Performance / Optimizations

  • a bunch of performance issues were reported [7] to be related to:
    • accidentally registering listeners/callbacks twice without noticing (or even more often)
    • never freeing timers/listeners, i.e. we could make sure that issue a warning if a listener's ghost is GC'ed while the listener is still active, because there's then now way to clean up the listener
    • aircraft/addon scripts setting up listeners and timers without registering a /sim/signals/reset handler that handles cleanup
    • always letting timers run at frame rate
  • at least overload the settimer/setlistener API to support a singleton/ONCE param that issues a warning once the VM determines that multiple instances were registered?

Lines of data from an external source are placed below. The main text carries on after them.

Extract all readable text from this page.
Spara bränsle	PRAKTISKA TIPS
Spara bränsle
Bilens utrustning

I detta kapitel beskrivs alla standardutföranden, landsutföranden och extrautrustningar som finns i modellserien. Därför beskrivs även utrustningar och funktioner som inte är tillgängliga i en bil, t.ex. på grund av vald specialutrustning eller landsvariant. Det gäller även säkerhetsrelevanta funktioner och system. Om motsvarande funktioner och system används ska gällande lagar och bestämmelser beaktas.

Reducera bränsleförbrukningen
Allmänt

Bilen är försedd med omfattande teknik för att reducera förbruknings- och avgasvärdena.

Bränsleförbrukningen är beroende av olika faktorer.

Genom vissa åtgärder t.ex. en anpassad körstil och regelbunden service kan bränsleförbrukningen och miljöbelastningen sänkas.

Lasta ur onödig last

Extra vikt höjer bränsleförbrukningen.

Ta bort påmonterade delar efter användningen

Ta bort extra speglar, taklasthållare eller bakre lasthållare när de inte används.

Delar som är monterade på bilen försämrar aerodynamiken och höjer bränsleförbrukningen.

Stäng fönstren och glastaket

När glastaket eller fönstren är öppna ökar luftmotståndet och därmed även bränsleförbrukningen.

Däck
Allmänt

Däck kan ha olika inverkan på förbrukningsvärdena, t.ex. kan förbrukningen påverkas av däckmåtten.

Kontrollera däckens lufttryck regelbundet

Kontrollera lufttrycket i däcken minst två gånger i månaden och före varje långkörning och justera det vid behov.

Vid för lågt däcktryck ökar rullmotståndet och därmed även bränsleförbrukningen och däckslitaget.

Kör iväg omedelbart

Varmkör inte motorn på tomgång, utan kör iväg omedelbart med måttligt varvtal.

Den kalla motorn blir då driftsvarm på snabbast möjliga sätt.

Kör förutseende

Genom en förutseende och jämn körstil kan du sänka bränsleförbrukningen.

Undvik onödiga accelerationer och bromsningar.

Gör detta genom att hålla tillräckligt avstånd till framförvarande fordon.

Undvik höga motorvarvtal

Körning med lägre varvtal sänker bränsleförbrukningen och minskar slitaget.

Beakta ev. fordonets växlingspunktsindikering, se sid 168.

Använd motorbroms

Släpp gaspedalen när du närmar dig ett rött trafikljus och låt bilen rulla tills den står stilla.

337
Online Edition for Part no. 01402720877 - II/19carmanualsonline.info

  • Hooray: look into adapting the existing GC scheme to support multiple generations - which is a straightforward optimizations even without being a GC expert, it basically boils down to having a single typedef enum {GC_GEN0, GC_GEN1} GENERATION; in code.h and then changing all places in $SG_NASAL to use the GC_GEN0 pool by default, i.e. instead of having &globals->pools[type]; - we would have &globals->pools[GC_GEN0][type]; for starters - the GC manager would then by default only mark/reap the GEN0 (nursery, young generation), promote any objects that survived the GC phase to GEN1, and only ever mark/reap GEN1 if GEN0 has to be resized (start off with reasonably sized generations, based on real stats - e.g. GEN0 16 MB and GEN1 32MB). Not done Not done
  • other dynamic languages like lua or python have GC hooks to customize the GC and to call it on demand: [8], [9]

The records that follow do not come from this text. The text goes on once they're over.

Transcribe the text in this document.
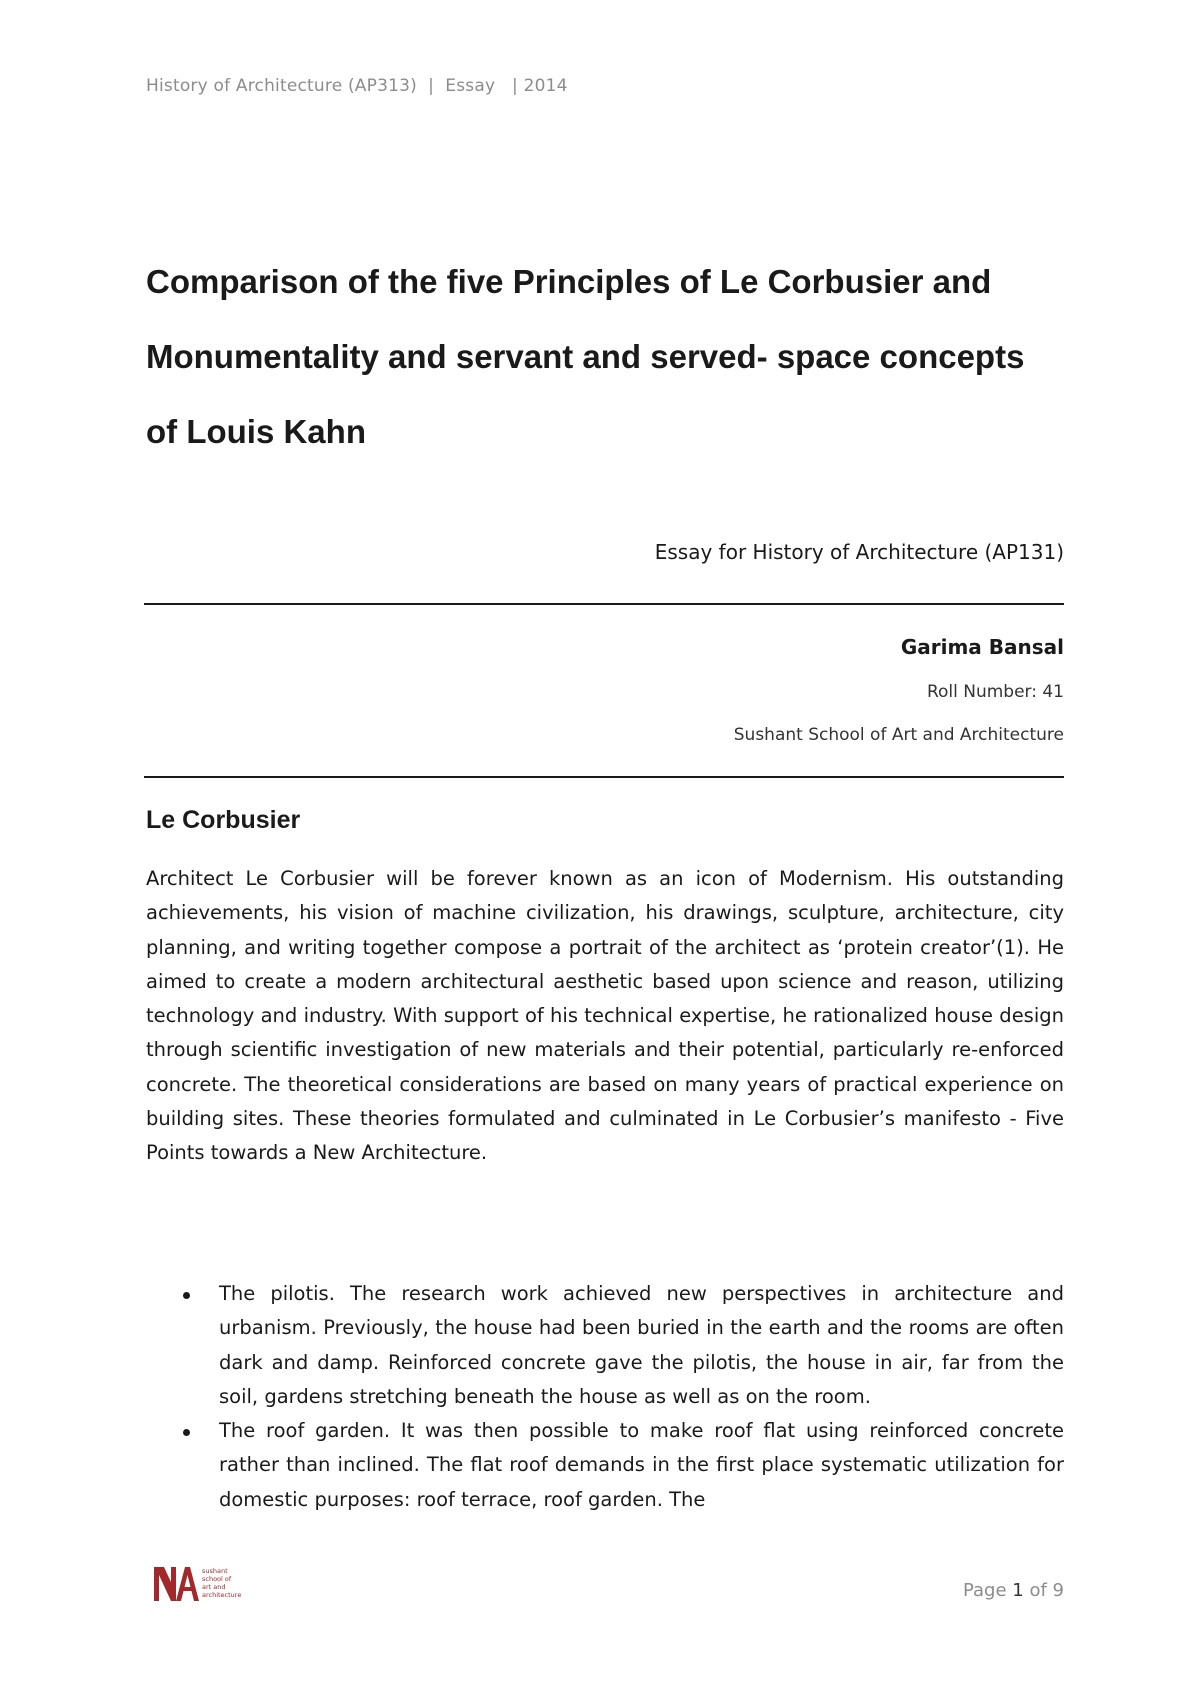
History of Architecture (AP313)  |  Essay   | 2014
Comparison of the five Principles of Le Corbusier and
Monumentality and servant and served- space concepts
of Louis Kahn
Essay for History of Architecture (AP131)
Garima Bansal
Roll Number: 41
Sushant School of Art and Architecture
Le Corbusier

Architect Le Corbusier will be forever known as an icon of Modernism. His outstanding achievements, his vision of machine civilization, his drawings, sculpture, architecture, city planning, and writing together compose a portrait of the architect as ‘protein creator’(1). He aimed to create a modern architectural aesthetic based upon science and reason, utilizing technology and industry. With support of his technical expertise, he rationalized house design through scientific investigation of new materials and their potential, particularly re-enforced concrete. The theoretical considerations are based on many years of practical experience on building sites. These theories formulated and culminated in Le Corbusier’s manifesto - Five Points towards a New Architecture.

The pilotis. The research work achieved new perspectives in architecture and urbanism. Previously, the house had been buried in the earth and the rooms are often dark and damp. Reinforced concrete gave the pilotis, the house in air, far from the soil, gardens stretching beneath the house as well as on the room.
The roof garden. It was then possible to make roof flat using reinforced concrete rather than inclined. The flat roof demands in the first place systematic utilization for domestic purposes: roof terrace, roof garden. The
sushant
school of
art and
architecture	Page 1 of 9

  • another straightforward optimization would be exposing an API to allocate new objects in a certain generation (GEN0/GEN1) to directly tell the interpreter about the object's lifetime ( until reset/reinit, until aircraft change, timer/frame based).
  • marking/reaping could be parallelized using several threads, for each pool - by using write barriers to sync access to naRefs

Expose additional threading primitives

Consider using pthreads, Nasal's threading support is extremely basic [10].